Elle a alors hésité entre la création d’une marque de vêtement pour femme, pour enfant, ou encore, de bijoux. Finalement, au lieu d’attendre et de faire un choix, elle a décidé de ne pas en faire et de regrouper toutes ses envies dans sa marque. 1926 a été officiellement créé en septembre 2017, dans l’idée de pouvoir évoluer au fil du temps et de des envies de Valérie, tant que la marque respecterait ses valeurs, ses choix et ses gouts.

Pourquoi as-tu choisi d’appeler ta marque « 1926 » ?

Il s’agit de l’année de naissance de ma grand-mère. Comme expliqué précédemment, je rêvais depuis longtemps d’avoir un jour mon propre projet. A l’époque, ma dernière grand-mère était encore présente et je lui avais dit qu’un jour, j’aurais ma propre marque et que ce serait son année de naissance. Elle n’a pas vu la concrétisation du projet, mais c’est une façon de lui rendre hommage, à elle, ainsi qu’à tous mes grands-parents. Lorsque j’ai appris que ma grand-mère était née en 1926, c’était parfait, car il s’agissait également de l’année de la petite robe noire de Coco Chanel, clin d’oeil parfait à la styliste que je suis ! Les années 20 sont aussi des années très riches au niveau de la mode, et puis pour le côté « la mode est un éternel recommencement » qui, pour moi, est tout à fait vrai.

Ayant beaucoup voyagé (dernièrement à San Francisco), j’aimais également le côté international d’un nombre. Je ne voulais pas quelque chose qui sonne français, mais plutôt un nom qui parle à tout le monde, dans toutes les langues. Quand, à San Francisco, on parle de ma marque comme « Nineteen Twenty Six » j’adore ça ! Et enfin, une date, car à l’école ou dans l’histoire, on nous apprend toujours à retenir les dates importantes alors secrètement, j’avais envie de me dire, qu’un jour, on retiendrait celle-ci aussi.

Créer tes propres bijoux était-il un rêve d’enfant ? En fabriquais-tu déjà lorsque tu étais plus jeune ? As-tu toujours eu cette fibre artistique et manuelle ?

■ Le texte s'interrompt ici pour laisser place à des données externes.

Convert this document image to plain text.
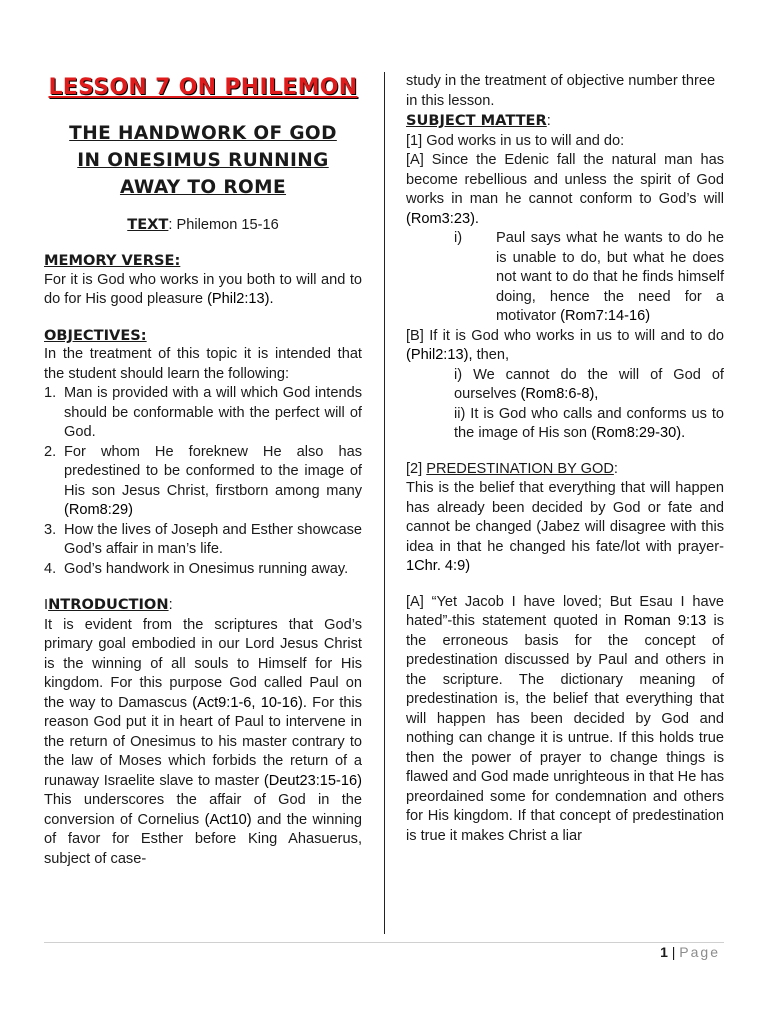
LESSON 7 ON PHILEMON
THE HANDWORK OF GOD
IN ONESIMUS RUNNING
AWAY TO ROME
TEXT: Philemon 15-16
MEMORY VERSE:
For it is God who works in you both to will and to do for His good pleasure (Phil2:13).
OBJECTIVES:
In the treatment of this topic it is intended that the student should learn the following:
1. Man is provided with a will which God intends should be conformable with the perfect will of God.
2. For whom He foreknew He also has predestined to be conformed to the image of His son Jesus Christ, firstborn among many (Rom8:29)
3. How the lives of Joseph and Esther showcase God’s affair in man’s life.
4. God’s handwork in Onesimus running away.
INTRODUCTION:
It is evident from the scriptures that God’s primary goal embodied in our Lord Jesus Christ is the winning of all souls to Himself for His kingdom. For this purpose God called Paul on the way to Damascus (Act9:1-6, 10-16). For this reason God put it in heart of Paul to intervene in the return of Onesimus to his master contrary to the law of Moses which forbids the return of a runaway Israelite slave to master (Deut23:15-16) This underscores the affair of God in the conversion of Cornelius (Act10) and the winning of favor for Esther before King Ahasuerus, subject of case-
study in the treatment of objective number three in this lesson.
SUBJECT MATTER:
[1] God works in us to will and do:
[A] Since the Edenic fall the natural man has become rebellious and unless the spirit of God works in man he cannot conform to God’s will (Rom3:23).
i) Paul says what he wants to do he is unable to do, but what he does not want to do that he finds himself doing, hence the need for a motivator (Rom7:14-16)
[B] If it is God who works in us to will and to do (Phil2:13), then,
i) We cannot do the will of God of ourselves (Rom8:6-8),
ii) It is God who calls and conforms us to the image of His son (Rom8:29-30).
[2] PREDESTINATION BY GOD:
This is the belief that everything that will happen has already been decided by God or fate and cannot be changed (Jabez will disagree with this idea in that he changed his fate/lot with prayer-1Chr. 4:9)
[A] “Yet Jacob I have loved; But Esau I have hated”-this statement quoted in Roman 9:13 is the erroneous basis for the concept of predestination discussed by Paul and others in the scripture. The dictionary meaning of predestination is, the belief that everything that will happen has been decided by God and nothing can change it is untrue. If this holds true then the power of prayer to change things is flawed and God made unrighteous in that He has preordained some for condemnation and others for His kingdom. If that concept of predestination is true it makes Christ a liar
1 | Page
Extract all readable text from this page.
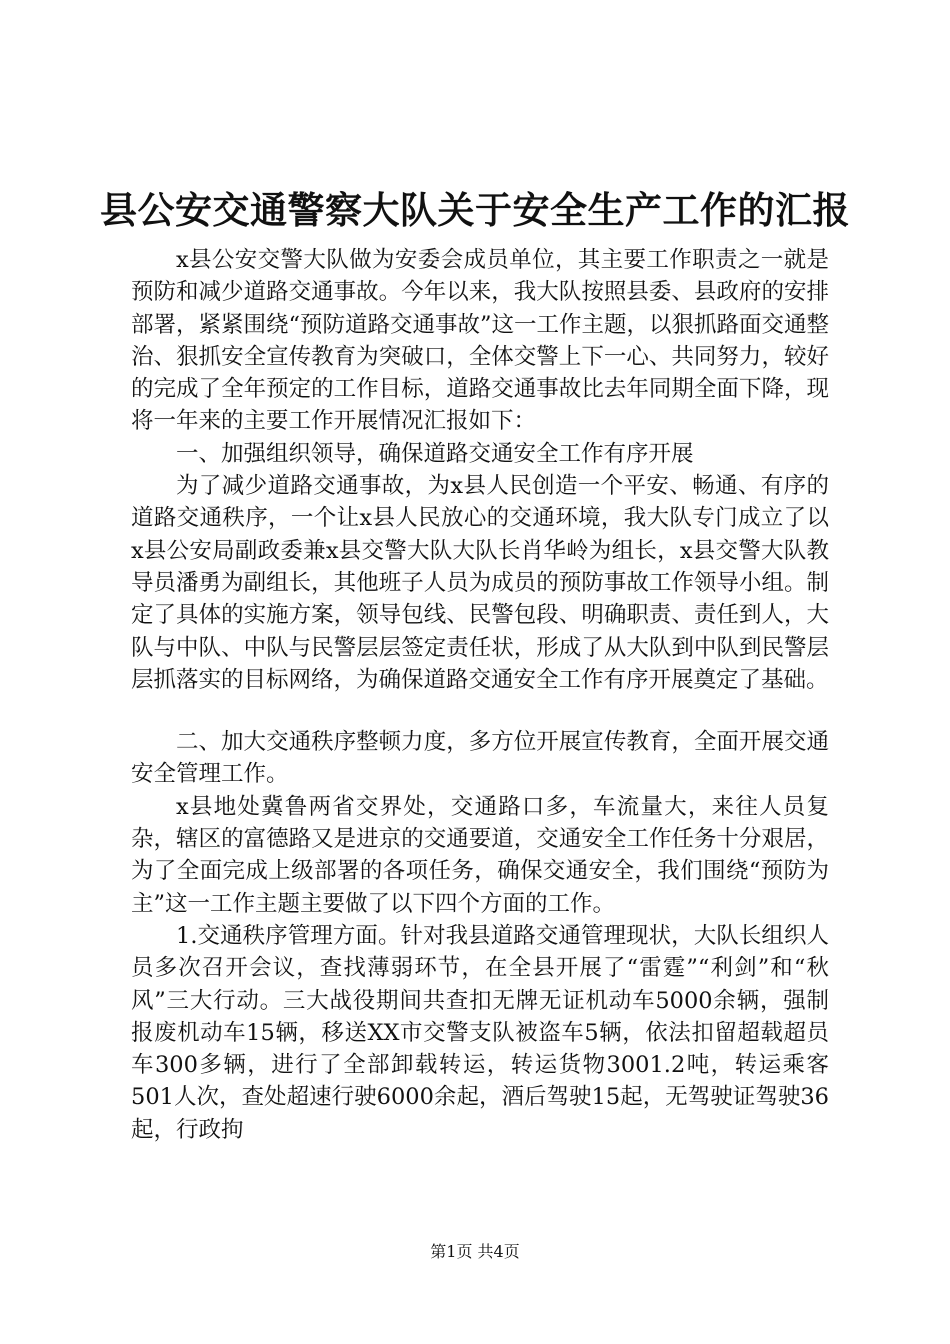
县公安交通警察大队关于安全生产工作的汇报

x县公安交警大队做为安委会成员单位，其主要工作职责之一就是预防和减少道路交通事故。今年以来，我大队按照县委、县政府的安排部署，紧紧围绕“预防道路交通事故”这一工作主题，以狠抓路面交通整治、狠抓安全宣传教育为突破口，全体交警上下一心、共同努力，较好的完成了全年预定的工作目标，道路交通事故比去年同期全面下降，现将一年来的主要工作开展情况汇报如下：

一、加强组织领导，确保道路交通安全工作有序开展

为了减少道路交通事故，为x县人民创造一个平安、畅通、有序的道路交通秩序，一个让x县人民放心的交通环境，我大队专门成立了以x县公安局副政委兼x县交警大队大队长肖华岭为组长，x县交警大队教导员潘勇为副组长，其他班子人员为成员的预防事故工作领导小组。制定了具体的实施方案，领导包线、民警包段、明确职责、责任到人，大队与中队、中队与民警层层签定责任状，形成了从大队到中队到民警层层抓落实的目标网络，为确保道路交通安全工作有序开展奠定了基础。

二、加大交通秩序整顿力度，多方位开展宣传教育，全面开展交通安全管理工作。

x县地处冀鲁两省交界处，交通路口多，车流量大，来往人员复杂，辖区的富德路又是进京的交通要道，交通安全工作任务十分艰居，为了全面完成上级部署的各项任务，确保交通安全，我们围绕“预防为主”这一工作主题主要做了以下四个方面的工作。

1.交通秩序管理方面。针对我县道路交通管理现状，大队长组织人员多次召开会议，查找薄弱环节，在全县开展了“雷霆”“利剑”和“秋风”三大行动。三大战役期间共查扣无牌无证机动车5000余辆，强制报废机动车15辆，移送XX市交警支队被盗车5辆，依法扣留超载超员车300多辆，进行了全部卸载转运，转运货物3001.2吨，转运乘客501人次，查处超速行驶6000余起，酒后驾驶15起，无驾驶证驾驶36起，行政拘

第1页 共4页
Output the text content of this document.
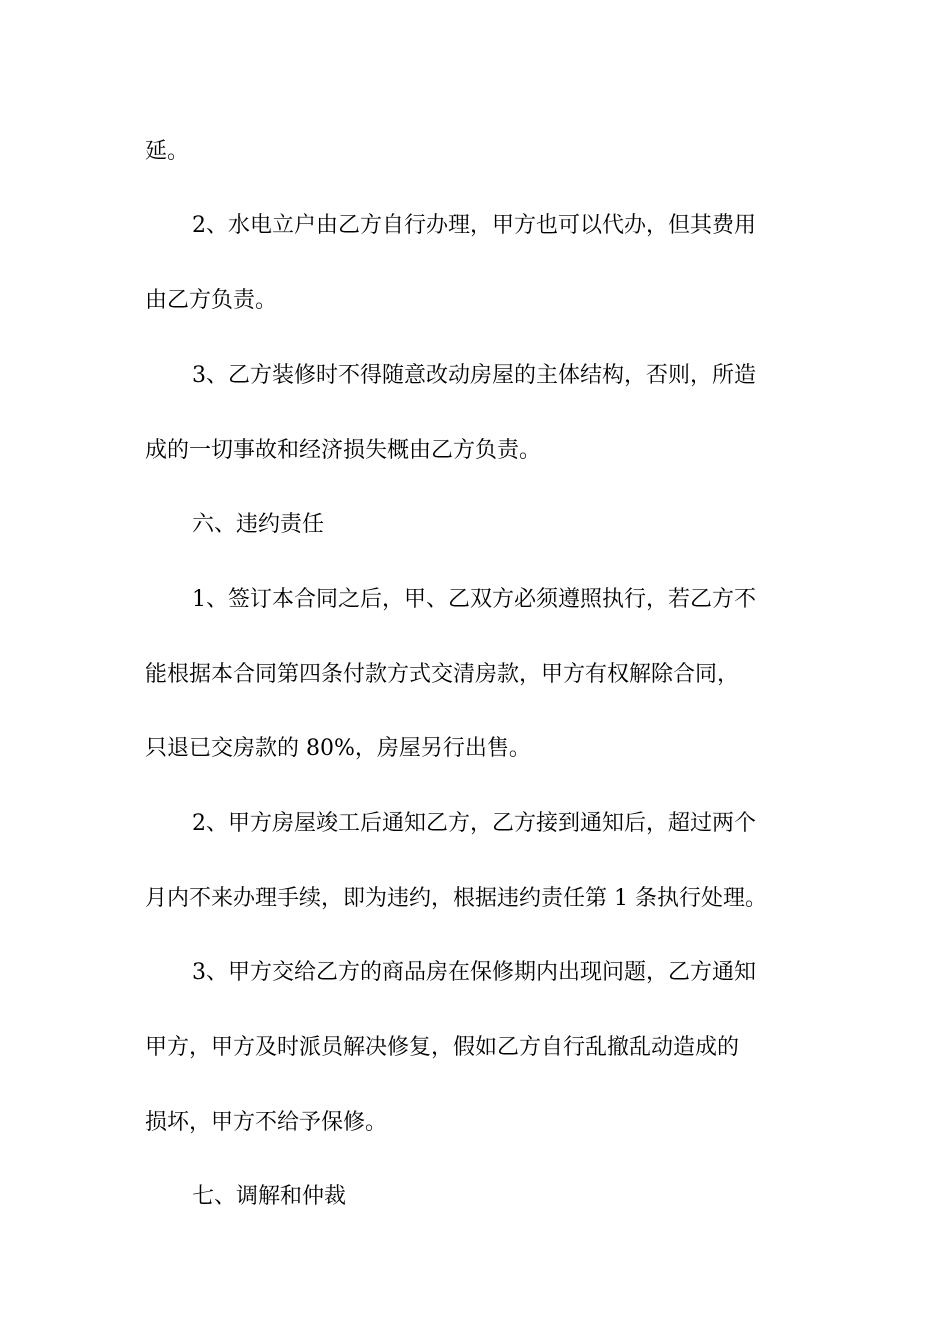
延。
2、水电立户由乙方自行办理，甲方也可以代办，但其费用
由乙方负责。
3、乙方装修时不得随意改动房屋的主体结构，否则，所造
成的一切事故和经济损失概由乙方负责。
六、违约责任
1、签订本合同之后，甲、乙双方必须遵照执行，若乙方不
能根据本合同第四条付款方式交清房款，甲方有权解除合同，
只退已交房款的 80%，房屋另行出售。
2、甲方房屋竣工后通知乙方，乙方接到通知后，超过两个
月内不来办理手续，即为违约，根据违约责任第 1 条执行处理。
3、甲方交给乙方的商品房在保修期内出现问题，乙方通知
甲方，甲方及时派员解决修复，假如乙方自行乱撤乱动造成的
损坏，甲方不给予保修。
七、调解和仲裁
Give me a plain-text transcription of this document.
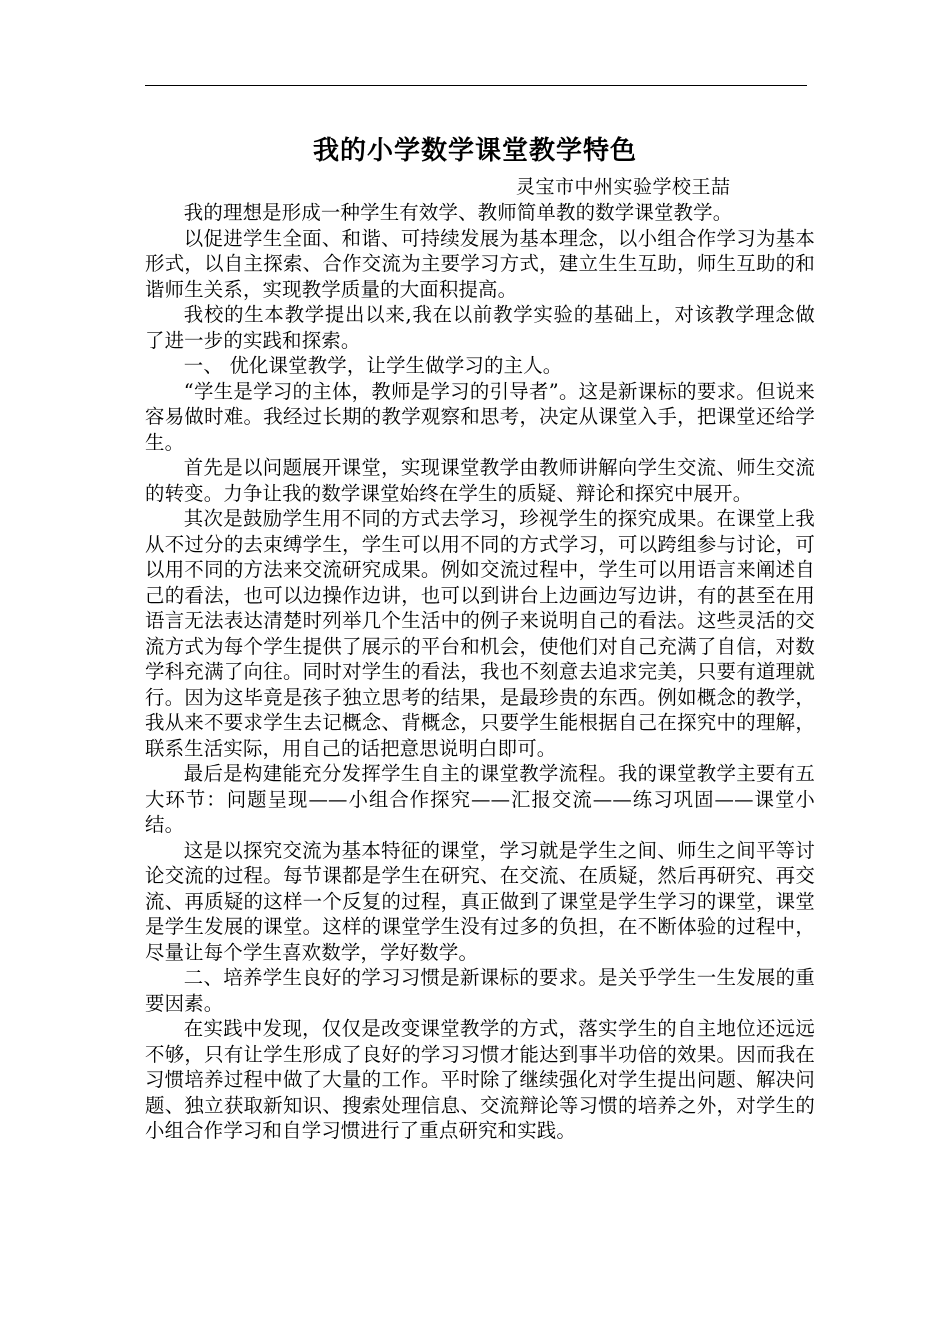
我的小学数学课堂教学特色
灵宝市中州实验学校王喆

我的理想是形成一种学生有效学、教师简单教的数学课堂教学。

以促进学生全面、和谐、可持续发展为基本理念，以小组合作学习为基本形式，以自主探索、合作交流为主要学习方式，建立生生互助，师生互助的和谐师生关系，实现教学质量的大面积提高。

我校的生本教学提出以来,我在以前教学实验的基础上，对该教学理念做了进一步的实践和探索。

一、 优化课堂教学，让学生做学习的主人。

“学生是学习的主体，教师是学习的引导者”。这是新课标的要求。但说来容易做时难。我经过长期的教学观察和思考，决定从课堂入手，把课堂还给学生。

首先是以问题展开课堂，实现课堂教学由教师讲解向学生交流、师生交流的转变。力争让我的数学课堂始终在学生的质疑、辩论和探究中展开。

其次是鼓励学生用不同的方式去学习，珍视学生的探究成果。在课堂上我从不过分的去束缚学生，学生可以用不同的方式学习，可以跨组参与讨论，可以用不同的方法来交流研究成果。例如交流过程中，学生可以用语言来阐述自己的看法，也可以边操作边讲，也可以到讲台上边画边写边讲，有的甚至在用语言无法表达清楚时列举几个生活中的例子来说明自己的看法。这些灵活的交流方式为每个学生提供了展示的平台和机会，使他们对自己充满了自信，对数学科充满了向往。同时对学生的看法，我也不刻意去追求完美，只要有道理就行。因为这毕竟是孩子独立思考的结果，是最珍贵的东西。例如概念的教学，我从来不要求学生去记概念、背概念，只要学生能根据自己在探究中的理解，联系生活实际，用自己的话把意思说明白即可。

最后是构建能充分发挥学生自主的课堂教学流程。我的课堂教学主要有五大环节：问题呈现——小组合作探究——汇报交流——练习巩固——课堂小结。

这是以探究交流为基本特征的课堂，学习就是学生之间、师生之间平等讨论交流的过程。每节课都是学生在研究、在交流、在质疑，然后再研究、再交流、再质疑的这样一个反复的过程，真正做到了课堂是学生学习的课堂，课堂是学生发展的课堂。这样的课堂学生没有过多的负担，在不断体验的过程中，尽量让每个学生喜欢数学，学好数学。

二、培养学生良好的学习习惯是新课标的要求。是关乎学生一生发展的重要因素。

在实践中发现，仅仅是改变课堂教学的方式，落实学生的自主地位还远远不够，只有让学生形成了良好的学习习惯才能达到事半功倍的效果。因而我在习惯培养过程中做了大量的工作。平时除了继续强化对学生提出问题、解决问题、独立获取新知识、搜索处理信息、交流辩论等习惯的培养之外，对学生的小组合作学习和自学习惯进行了重点研究和实践。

J’ai commencé à créer mes bijoux lorsque j’habitais Toulouse en 2015, car j’avais une super mercerie dans laquelle j’adorais aller ! J’y ai pris goût et pour moi cela était complémentaire avec mes créations et ma passion pour le stylisme et le prêt-à-porter.
Ensuite, lorsque je suis arrivée à Paris, cela m’a permis de travailler avec d’autres ateliers (à plus grande échelle qu’à Toulouse) et de plus concrètement lancer 1926.
Je n’ai pas la jolie histoire qui te dira que j’ai appris à coudre avec ma grand-mère ou ma maman, je l’ai appris lors de mes études à 18 ans. Mais je pense avoir toujours eu cette fibre artistique (dessin, peinture…), je savais que créer était une passion et un milieu professionnel dans lequel je rêverais d’évoluer.

Comment nourris-tu ton inspiration ? Y a-t-il un fil conducteur au fil de tes collections ? 

Mon inspiration est dans mon quotidien, et mes voyages bien sûr. Ils m’inspirent et me font penser à des créations que je n’aurais pas imaginées ailleurs. A la fin de mon séjour à San Francisco, j’ai commencé à créer une collection capsule. Je travaille avec des ateliers de Californie et dans un style très différent. Cette collection capsule spéciale San Francisco n’est pas encore sortie, c’est une petite exclusivité que je révèle là, il faudra encore patienter pour la voir…!

Concernant les bijoux provenant des ateliers parisiens avec lesquels je travaille, une grande partie est réalisée directement à Paris, mon rôle de création est donc moins important, il s’agit plus d’un rôle de direction artistique. J’essaie de proposer des bijoux qui s’accumulent, se mixent et se combinent ensemble, et de garder une cohérence entre les modèles, les nouveautés, etc. Mais bien sûr, je propose aussi de la variété pour permettre à des clientes de styles différents de trouver leur bonheur.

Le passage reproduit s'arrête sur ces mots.